L’hôpital ouvre également une maternité et une unité de soins pédiatriques, des services qui continuent d’être disponibles aujourd’hui. Durant l’année 2017, nos équipes gèrent près de 10 000 cas d’urgence, traitent des centaines de cas chirurgicaux, assistent plus de 1400 naissances et soignent près de 500 enfants dans cette structure.
Reprise
Juillet 2017
Le 10 juillet, le premier ministre irakien Abadi déclare Mossoul officiellement reprise, alors qu’il se trouve avec des commandants militaires au sein de la vieille ville. C’est la fin d’une offensive qui a duré plus de 250 jours et est devenue l’une des batailles urbaines les plus mortelles depuis la seconde guerre mondiale.
Pendant le conflit, des milliers d’irakiens ont été blessés ou tués, et plus d’un million de personnes ont été déplacées. Les lignes de front ont pénétré des zones densément peuplées, ce qui signifie que beaucoup d’habitants de la ville vivaient dans des conditions de siège, parfois pendant plusieurs mois.
Seuls les blessés qui pouvaient marcher étaient en mesure d'accéder à des soins médicaux et même lorsqu’ils en étaient capables, il fallait souvent qu’ils attendent plusieurs jours avant de pouvoir fuir leurs foyers en sécurité et essayer d’atteindre un hôpital ou une clinique.Anja Wolz, Manager de la cellule d’urgence
Lorsque la violence prend fin, la zone ouest de Mossoul et les structures médicales qui s’y trouvent, sont complètement décimées.
Et maintenant?
Juillet 2018
Une année est passée depuis que la bataille de Mossoul a officiellement pris fin. Pourtant, ses conséquences sont toujours visibles, au sein et autour de la ville.
Pour ceux qui ont survécu à une bataille d’une telle brutalité, les cicatrices de la guerre sont toujours présentes, qu’elles soient visibles ou non. Les besoins en réadaptation physique et en soutien en santé mentale surpassent largement la quantité de services disponibles aujourd’hui en Irak. Et alors qu’une grande partie de la population de Mossoul est désormais rentrée chez elle, des dizaines de milliers de Mossouliottes restent déplacés dans d’autres zones du pays.

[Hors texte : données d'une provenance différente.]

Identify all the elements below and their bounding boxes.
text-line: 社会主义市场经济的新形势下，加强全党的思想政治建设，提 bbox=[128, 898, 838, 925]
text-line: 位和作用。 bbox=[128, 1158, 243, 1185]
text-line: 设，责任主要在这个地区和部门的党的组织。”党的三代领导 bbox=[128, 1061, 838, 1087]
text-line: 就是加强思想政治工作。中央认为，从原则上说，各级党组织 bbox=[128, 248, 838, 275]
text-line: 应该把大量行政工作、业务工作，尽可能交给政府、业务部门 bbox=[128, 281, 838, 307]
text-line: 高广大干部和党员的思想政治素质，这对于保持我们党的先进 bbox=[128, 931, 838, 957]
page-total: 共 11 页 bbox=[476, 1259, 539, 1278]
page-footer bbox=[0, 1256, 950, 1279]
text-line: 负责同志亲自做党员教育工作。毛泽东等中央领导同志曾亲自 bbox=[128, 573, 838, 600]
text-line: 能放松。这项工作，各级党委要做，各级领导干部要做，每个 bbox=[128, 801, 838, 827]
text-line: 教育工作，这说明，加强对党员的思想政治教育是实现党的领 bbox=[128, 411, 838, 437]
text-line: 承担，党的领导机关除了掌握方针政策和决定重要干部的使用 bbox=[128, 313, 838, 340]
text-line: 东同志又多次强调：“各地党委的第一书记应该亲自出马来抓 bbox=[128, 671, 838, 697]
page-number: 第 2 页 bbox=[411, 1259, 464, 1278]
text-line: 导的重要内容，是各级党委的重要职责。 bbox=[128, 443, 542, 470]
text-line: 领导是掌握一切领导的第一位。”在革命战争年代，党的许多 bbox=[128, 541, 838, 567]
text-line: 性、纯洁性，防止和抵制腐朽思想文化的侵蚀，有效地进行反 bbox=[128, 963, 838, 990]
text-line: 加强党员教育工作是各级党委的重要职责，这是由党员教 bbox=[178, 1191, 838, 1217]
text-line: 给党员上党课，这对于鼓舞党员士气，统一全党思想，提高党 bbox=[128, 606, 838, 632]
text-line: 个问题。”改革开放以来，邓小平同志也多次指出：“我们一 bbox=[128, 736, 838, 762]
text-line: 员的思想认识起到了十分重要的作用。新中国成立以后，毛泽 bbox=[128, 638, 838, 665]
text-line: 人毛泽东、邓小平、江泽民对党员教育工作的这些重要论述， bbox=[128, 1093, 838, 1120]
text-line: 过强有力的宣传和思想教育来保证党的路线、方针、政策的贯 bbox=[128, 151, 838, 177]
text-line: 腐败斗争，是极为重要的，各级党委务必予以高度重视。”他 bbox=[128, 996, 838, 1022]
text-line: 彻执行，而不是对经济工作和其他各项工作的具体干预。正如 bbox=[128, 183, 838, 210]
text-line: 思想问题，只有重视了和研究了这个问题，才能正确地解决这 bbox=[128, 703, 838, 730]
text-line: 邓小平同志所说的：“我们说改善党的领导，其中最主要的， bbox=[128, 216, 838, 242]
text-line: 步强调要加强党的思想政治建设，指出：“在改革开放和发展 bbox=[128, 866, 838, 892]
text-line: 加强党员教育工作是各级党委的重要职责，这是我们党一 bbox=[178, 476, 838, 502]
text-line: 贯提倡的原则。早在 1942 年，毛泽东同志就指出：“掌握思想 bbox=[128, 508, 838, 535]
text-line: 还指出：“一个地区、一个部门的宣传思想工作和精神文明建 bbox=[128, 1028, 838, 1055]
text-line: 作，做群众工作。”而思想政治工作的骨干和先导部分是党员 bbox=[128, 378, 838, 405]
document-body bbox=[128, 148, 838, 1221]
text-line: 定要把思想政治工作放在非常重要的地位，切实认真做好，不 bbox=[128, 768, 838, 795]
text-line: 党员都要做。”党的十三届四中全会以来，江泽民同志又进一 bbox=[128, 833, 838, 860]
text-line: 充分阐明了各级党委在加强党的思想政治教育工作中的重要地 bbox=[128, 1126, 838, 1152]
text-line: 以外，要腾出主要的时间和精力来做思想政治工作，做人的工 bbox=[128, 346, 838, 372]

En parallèle, la reconstruction de Mossoul et de beaucoup d’autres zones reprises dans le pays, avance extrêmement lentement. Des dizaines de corps sont encore enfouis sous les ruines, en particulier dans la vieille ville. Cela pourrait devenir un problème de santé publique, si l’on prend en compte que beaucoup d’habitants vivent au milieu de maisons partiellement détruites et de murs effondrés. Les mines et autres restes explosifs de guerre restent également une menace importante pour la population.
Un an a passé, et l’hôpital de MSF à Nablus est toujours l’un des deux seuls hôpitaux en service dans l’ouest de Mossoul. Nous avons également ouvert récemment une structure de soins post-opératoires à l’est, pour venir en aide aux nombreux blessés de guerre qui ont encore besoin d’être opérés. MSF soutient aussi différents centres de santé primaire et organise des distributions ponctuelles pour les personnes les plus affectées par le conflit.
La bataille est peut être finie mais notre travail est loin de l’être, même un an après.